The blaze gutted the building - and was just the latest in years of occurrences that have made notorious a cluster of inns along Route 1 in Bensalem Township, the county's largest municipality.

The highway has long been known as a criminal hot spot, mainly for drug deals and prostitution, along with occasional violent crimes.

The motels' location - just outside the city of Philadelphia and near a turnpike exit convenient for travelers from New York City - makes them "prime pickings for criminal activity," authorities say.

People coming from Philadelphia or New Jersey have a "What happens in Vegas stays in Vegas" mentality about the just-over-the-border motels, said Bucks County District Attorney David Heckler.

In 2015, four hotels on Route 1 had 1,134 calls for police - an average of three a day - and 419 arrests, according to Bensalem police statistics.

That's nearly eight times as many as four unidentified motels on Street Road, which crosses Route 1 just a few minutes to the north where higher-rate establishments such as Crowne Plaza, Hampton Inn and Holiday Inn are situated.

"We work them hard," said Fred Harran, director of public safety for the Bensalem Police Department. "We do focus on the hotels when needed."

He did not want to give further details of police strategy, saying only that the department works with hotel owners and employees.

"They're good folks. They don't want crime at their hotels."

Yet the motels also provide shelter for families down on their luck or evicted renters who can get a roof over their heads thanks to the low nightly rates.

"In this world, there's a need for that as well, so it's a fine balance," Harran said.

Most crimes are not targeted at other guests, Harran said - not car break-ins or room thefts. Rather, they have been isolated incidents that often occur in private rooms.

Authorities don't want to wipe out the motels; they are not yet considered a nuisance, Heckler said.

Plus, he added, "many of the people we get who are committing crimes in those motels are going to commit crimes somewhere no matter what. I want to catch them."

Last year, a man was charged with killing his girlfriend at the Knights Inn, where he tied a telephone cord around her neck in an attempt to make it look like a suicide.

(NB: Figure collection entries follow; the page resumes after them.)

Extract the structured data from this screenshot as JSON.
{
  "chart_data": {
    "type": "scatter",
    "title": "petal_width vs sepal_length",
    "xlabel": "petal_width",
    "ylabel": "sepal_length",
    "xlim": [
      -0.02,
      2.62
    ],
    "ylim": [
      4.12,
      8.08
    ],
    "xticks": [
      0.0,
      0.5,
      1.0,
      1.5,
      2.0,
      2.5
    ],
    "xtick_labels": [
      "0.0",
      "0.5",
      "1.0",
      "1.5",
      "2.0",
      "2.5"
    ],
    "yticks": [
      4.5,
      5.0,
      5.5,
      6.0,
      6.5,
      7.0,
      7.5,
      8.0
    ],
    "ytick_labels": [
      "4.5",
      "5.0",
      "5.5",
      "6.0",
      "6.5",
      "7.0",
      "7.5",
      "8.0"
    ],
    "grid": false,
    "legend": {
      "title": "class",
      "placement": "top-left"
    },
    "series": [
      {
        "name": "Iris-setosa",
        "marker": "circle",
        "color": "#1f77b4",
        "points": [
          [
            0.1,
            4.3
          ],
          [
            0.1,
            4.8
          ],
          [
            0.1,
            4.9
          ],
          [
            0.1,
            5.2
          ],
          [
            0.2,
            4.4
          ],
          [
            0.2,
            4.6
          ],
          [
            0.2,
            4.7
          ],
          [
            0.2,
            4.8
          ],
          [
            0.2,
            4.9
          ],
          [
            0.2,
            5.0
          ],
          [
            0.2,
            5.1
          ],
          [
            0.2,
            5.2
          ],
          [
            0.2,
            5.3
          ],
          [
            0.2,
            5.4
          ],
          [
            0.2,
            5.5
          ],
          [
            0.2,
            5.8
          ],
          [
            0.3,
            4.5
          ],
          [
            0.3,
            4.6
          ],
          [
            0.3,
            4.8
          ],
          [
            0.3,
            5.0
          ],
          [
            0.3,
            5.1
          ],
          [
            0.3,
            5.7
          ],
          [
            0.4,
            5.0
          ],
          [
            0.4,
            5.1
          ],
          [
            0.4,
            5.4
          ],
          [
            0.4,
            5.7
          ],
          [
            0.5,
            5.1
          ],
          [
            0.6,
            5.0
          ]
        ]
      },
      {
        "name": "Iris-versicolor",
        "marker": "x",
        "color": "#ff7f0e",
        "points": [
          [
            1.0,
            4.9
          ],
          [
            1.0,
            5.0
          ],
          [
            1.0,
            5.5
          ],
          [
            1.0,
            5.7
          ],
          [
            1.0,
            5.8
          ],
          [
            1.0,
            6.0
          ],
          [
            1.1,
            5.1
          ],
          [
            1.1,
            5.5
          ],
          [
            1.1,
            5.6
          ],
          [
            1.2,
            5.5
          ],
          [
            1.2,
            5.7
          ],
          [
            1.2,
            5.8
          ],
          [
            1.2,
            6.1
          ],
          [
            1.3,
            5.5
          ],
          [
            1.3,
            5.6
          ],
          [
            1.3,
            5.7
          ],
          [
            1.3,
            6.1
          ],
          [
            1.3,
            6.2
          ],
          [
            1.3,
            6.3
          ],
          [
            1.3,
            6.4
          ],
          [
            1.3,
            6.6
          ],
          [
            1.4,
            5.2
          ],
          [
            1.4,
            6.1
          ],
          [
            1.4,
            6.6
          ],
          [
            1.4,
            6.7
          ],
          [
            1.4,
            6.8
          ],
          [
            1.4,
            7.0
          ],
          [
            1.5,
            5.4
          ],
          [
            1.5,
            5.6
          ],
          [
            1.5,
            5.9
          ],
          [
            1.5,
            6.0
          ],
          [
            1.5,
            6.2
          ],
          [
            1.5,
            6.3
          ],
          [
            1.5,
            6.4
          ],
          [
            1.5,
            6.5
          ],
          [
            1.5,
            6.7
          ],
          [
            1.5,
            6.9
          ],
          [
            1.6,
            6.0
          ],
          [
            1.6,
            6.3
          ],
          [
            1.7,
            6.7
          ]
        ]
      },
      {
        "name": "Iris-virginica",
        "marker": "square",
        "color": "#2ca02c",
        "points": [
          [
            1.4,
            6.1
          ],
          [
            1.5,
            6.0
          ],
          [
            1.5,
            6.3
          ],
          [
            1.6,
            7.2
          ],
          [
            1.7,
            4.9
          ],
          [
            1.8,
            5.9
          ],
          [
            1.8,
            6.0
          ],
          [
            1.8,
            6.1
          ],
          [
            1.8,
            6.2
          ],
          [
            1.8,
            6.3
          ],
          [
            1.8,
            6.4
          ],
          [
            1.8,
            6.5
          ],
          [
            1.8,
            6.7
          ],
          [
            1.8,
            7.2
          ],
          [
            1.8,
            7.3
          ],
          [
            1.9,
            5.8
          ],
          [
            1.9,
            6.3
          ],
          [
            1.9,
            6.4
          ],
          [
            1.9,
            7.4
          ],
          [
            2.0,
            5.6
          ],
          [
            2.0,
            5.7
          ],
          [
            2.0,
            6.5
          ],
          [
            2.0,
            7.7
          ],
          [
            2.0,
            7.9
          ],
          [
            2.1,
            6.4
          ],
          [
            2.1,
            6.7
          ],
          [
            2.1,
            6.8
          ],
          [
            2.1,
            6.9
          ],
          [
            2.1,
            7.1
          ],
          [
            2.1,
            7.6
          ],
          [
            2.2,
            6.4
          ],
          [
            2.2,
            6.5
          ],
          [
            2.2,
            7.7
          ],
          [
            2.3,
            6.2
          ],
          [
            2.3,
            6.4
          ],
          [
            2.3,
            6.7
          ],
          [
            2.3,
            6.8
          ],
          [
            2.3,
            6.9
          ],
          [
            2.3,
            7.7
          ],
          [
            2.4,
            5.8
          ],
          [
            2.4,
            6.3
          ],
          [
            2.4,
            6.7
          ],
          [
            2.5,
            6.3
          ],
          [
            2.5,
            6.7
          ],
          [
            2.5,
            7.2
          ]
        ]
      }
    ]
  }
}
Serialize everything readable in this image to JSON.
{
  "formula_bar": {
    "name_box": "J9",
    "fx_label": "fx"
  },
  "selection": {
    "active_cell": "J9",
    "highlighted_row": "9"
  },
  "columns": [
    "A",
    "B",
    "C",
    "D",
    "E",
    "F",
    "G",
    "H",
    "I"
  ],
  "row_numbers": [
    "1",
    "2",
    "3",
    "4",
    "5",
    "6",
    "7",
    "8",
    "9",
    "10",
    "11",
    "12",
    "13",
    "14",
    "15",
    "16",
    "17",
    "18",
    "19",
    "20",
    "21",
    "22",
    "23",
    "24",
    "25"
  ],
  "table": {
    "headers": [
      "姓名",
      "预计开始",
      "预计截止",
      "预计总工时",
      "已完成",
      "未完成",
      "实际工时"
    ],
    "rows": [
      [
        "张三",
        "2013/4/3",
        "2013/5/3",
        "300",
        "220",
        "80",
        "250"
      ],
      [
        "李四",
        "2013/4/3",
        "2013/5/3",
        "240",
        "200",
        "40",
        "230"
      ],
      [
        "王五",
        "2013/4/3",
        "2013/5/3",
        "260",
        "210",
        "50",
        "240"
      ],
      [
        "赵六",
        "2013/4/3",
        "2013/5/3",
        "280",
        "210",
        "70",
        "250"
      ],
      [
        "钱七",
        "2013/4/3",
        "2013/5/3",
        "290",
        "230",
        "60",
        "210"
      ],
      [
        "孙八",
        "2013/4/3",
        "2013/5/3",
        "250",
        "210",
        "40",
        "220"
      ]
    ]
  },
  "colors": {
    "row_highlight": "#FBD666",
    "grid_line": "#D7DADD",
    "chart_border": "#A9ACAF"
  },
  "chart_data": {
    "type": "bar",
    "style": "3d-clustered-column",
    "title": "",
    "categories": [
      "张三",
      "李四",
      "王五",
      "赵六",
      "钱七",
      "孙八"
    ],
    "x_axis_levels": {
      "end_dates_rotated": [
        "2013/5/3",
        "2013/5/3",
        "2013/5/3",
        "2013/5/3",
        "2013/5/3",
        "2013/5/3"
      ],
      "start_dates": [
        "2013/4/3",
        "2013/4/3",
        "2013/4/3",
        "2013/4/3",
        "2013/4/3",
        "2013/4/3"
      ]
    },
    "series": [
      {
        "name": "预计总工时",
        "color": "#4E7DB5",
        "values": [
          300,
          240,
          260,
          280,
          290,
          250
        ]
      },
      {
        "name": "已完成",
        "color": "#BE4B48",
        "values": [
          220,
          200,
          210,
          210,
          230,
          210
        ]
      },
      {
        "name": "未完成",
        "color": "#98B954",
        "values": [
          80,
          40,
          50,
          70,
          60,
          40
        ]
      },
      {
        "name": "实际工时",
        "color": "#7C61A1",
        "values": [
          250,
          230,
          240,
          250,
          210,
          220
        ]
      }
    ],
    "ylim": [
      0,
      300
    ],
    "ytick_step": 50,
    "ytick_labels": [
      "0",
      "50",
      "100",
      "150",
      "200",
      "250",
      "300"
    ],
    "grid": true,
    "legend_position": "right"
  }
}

A few months later, two fugitives wanted in a double slaying in North Carolina holed up at the same motel. One of them shot himself after a police standoff at their room.

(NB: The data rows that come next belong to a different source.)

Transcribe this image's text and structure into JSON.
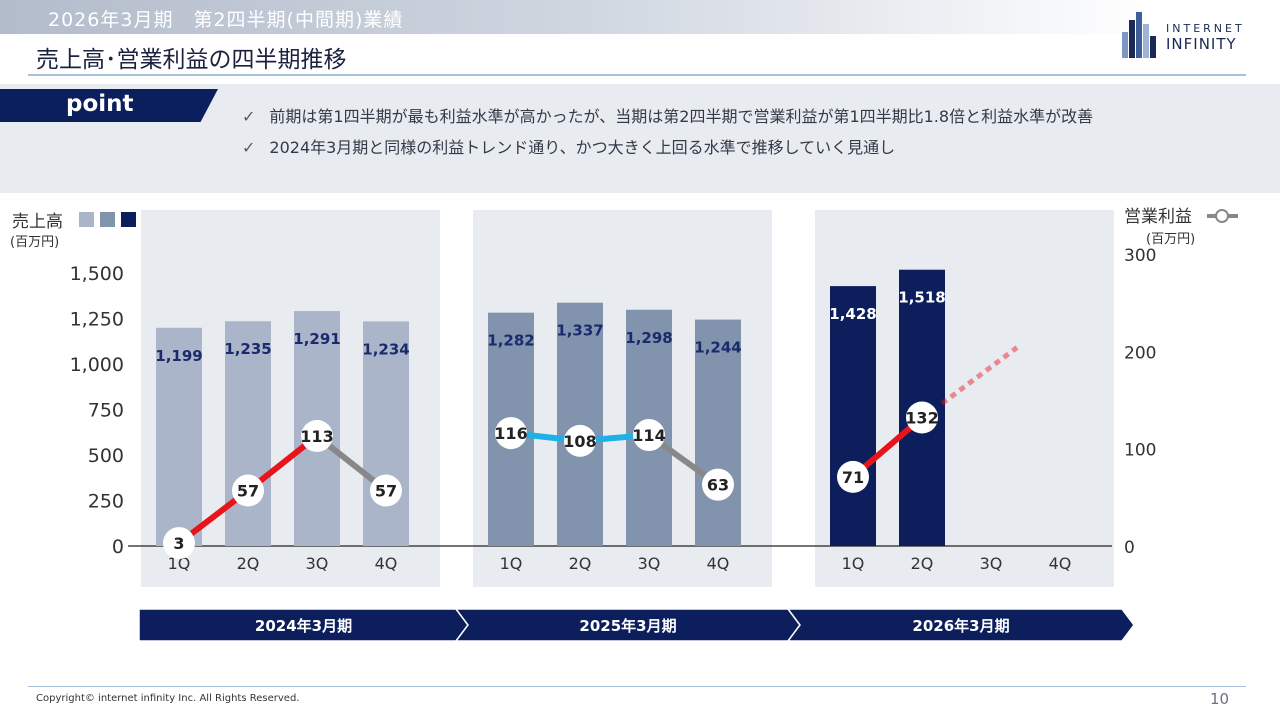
{
  "header": {
    "section_title": "2026年3月期　第2四半期(中間期)業績",
    "page_title": "売上高･営業利益の四半期推移",
    "logo_line1": "INTERNET",
    "logo_line2": "INFINITY"
  },
  "point": {
    "label": "point",
    "bullets": [
      "前期は第1四半期が最も利益水準が高かったが、当期は第2四半期で営業利益が第1四半期比1.8倍と利益水準が改善",
      "2024年3月期と同様の利益トレンド通り、かつ大きく上回る水準で推移していく見通し"
    ],
    "check_icon": "checkmark-icon"
  },
  "chart_data": {
    "type": "bar",
    "left_axis_label": "売上高",
    "left_axis_unit": "(百万円)",
    "right_axis_label": "営業利益",
    "right_axis_unit": "(百万円)",
    "left_ylim": [
      0,
      1500
    ],
    "left_ticks": [
      "0",
      "250",
      "500",
      "750",
      "1,000",
      "1,250",
      "1,500"
    ],
    "right_ylim": [
      0,
      300
    ],
    "right_ticks": [
      "0",
      "100",
      "200",
      "300"
    ],
    "bar_colors": [
      "#aab5c9",
      "#8293ad",
      "#0c1f5c"
    ],
    "line_colors": [
      "#e8141c",
      "#888888",
      "#1fb0e6"
    ],
    "periods": [
      {
        "name": "2024年3月期",
        "quarters": [
          "1Q",
          "2Q",
          "3Q",
          "4Q"
        ],
        "sales": [
          1199,
          1235,
          1291,
          1234
        ],
        "sales_labels": [
          "1,199",
          "1,235",
          "1,291",
          "1,234"
        ],
        "operating_profit": [
          3,
          57,
          113,
          57
        ]
      },
      {
        "name": "2025年3月期",
        "quarters": [
          "1Q",
          "2Q",
          "3Q",
          "4Q"
        ],
        "sales": [
          1282,
          1337,
          1298,
          1244
        ],
        "sales_labels": [
          "1,282",
          "1,337",
          "1,298",
          "1,244"
        ],
        "operating_profit": [
          116,
          108,
          114,
          63
        ]
      },
      {
        "name": "2026年3月期",
        "quarters": [
          "1Q",
          "2Q",
          "3Q",
          "4Q"
        ],
        "sales": [
          1428,
          1518,
          null,
          null
        ],
        "sales_labels": [
          "1,428",
          "1,518",
          "",
          ""
        ],
        "operating_profit": [
          71,
          132,
          null,
          null
        ]
      }
    ]
  },
  "footer": {
    "copyright": "Copyright© internet infinity Inc. All Rights Reserved.",
    "page_number": "10"
  }
}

In 2013, a former Philadelphia police officer pleaded guilty to sexually assaulting a 14-year-old girl he brought to Lincoln Motel.

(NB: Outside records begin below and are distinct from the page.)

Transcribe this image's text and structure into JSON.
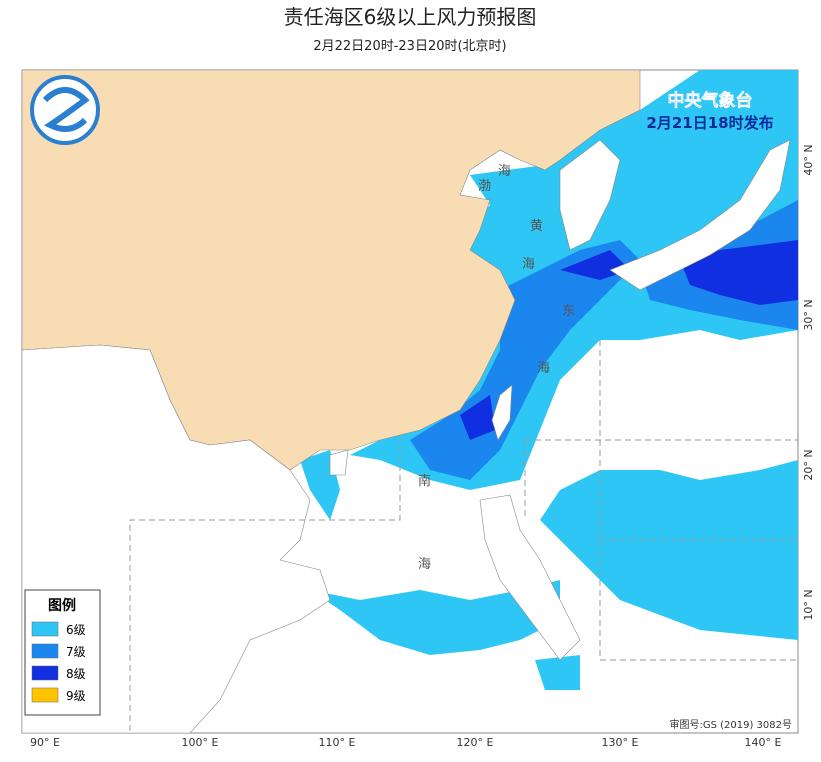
{
  "header": {
    "title": "责任海区6级以上风力预报图",
    "subtitle": "2月22日20时-23日20时(北京时)"
  },
  "issuer": {
    "name": "中央气象台",
    "time": "2月21日18时发布"
  },
  "legend": {
    "title": "图例",
    "items": [
      {
        "label": "6级",
        "color": "#2ec6f4"
      },
      {
        "label": "7级",
        "color": "#1a86ee"
      },
      {
        "label": "8级",
        "color": "#0f2fe0"
      },
      {
        "label": "9级",
        "color": "#ffc400"
      }
    ]
  },
  "sea_labels": {
    "bohai": [
      "渤",
      "海"
    ],
    "huanghai": [
      "黄",
      "海"
    ],
    "donghai": [
      "东",
      "海"
    ],
    "nanhai": [
      "南",
      "海"
    ]
  },
  "longitude_labels": [
    "90° E",
    "100° E",
    "110° E",
    "120° E",
    "130° E",
    "140° E"
  ],
  "latitude_labels": [
    "10° N",
    "20° N",
    "30° N",
    "40° N"
  ],
  "approval": "审图号:GS (2019) 3082号"
}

In 2012, an 8-month-old was found dead in a room at the Neshaminy Inn, having ingested drugs, his parents' heroin paraphernalia lying near his body.

At the Lincoln Motel on Friday, a side door with a "danger" sign on it was propped open, leading to the deserted motel bar. Past it, a group of contractors was at work in the unlit room.

Cautionary signs were posted all over the building; the first-floor windows were boarded up. The sour smell of smoke hung around the property. The marquee outside still boasted of new rooms starting at $37 daily or $67 nightly.

Small, whose mother last week told the Inquirer that he suffered from mental illness but had been planning to propose to Bacon-Smith, was jailed in Bucks County on May 15 to await court proceedings.

The Lincoln Motel owner was unavailable Friday. Employees at other inns on Route 1 declined to talk Friday about crime in the area.

"There's no regulations on hotels that you must use a 400-count Egyptian thread on your linen," Harran said. "It is what it is."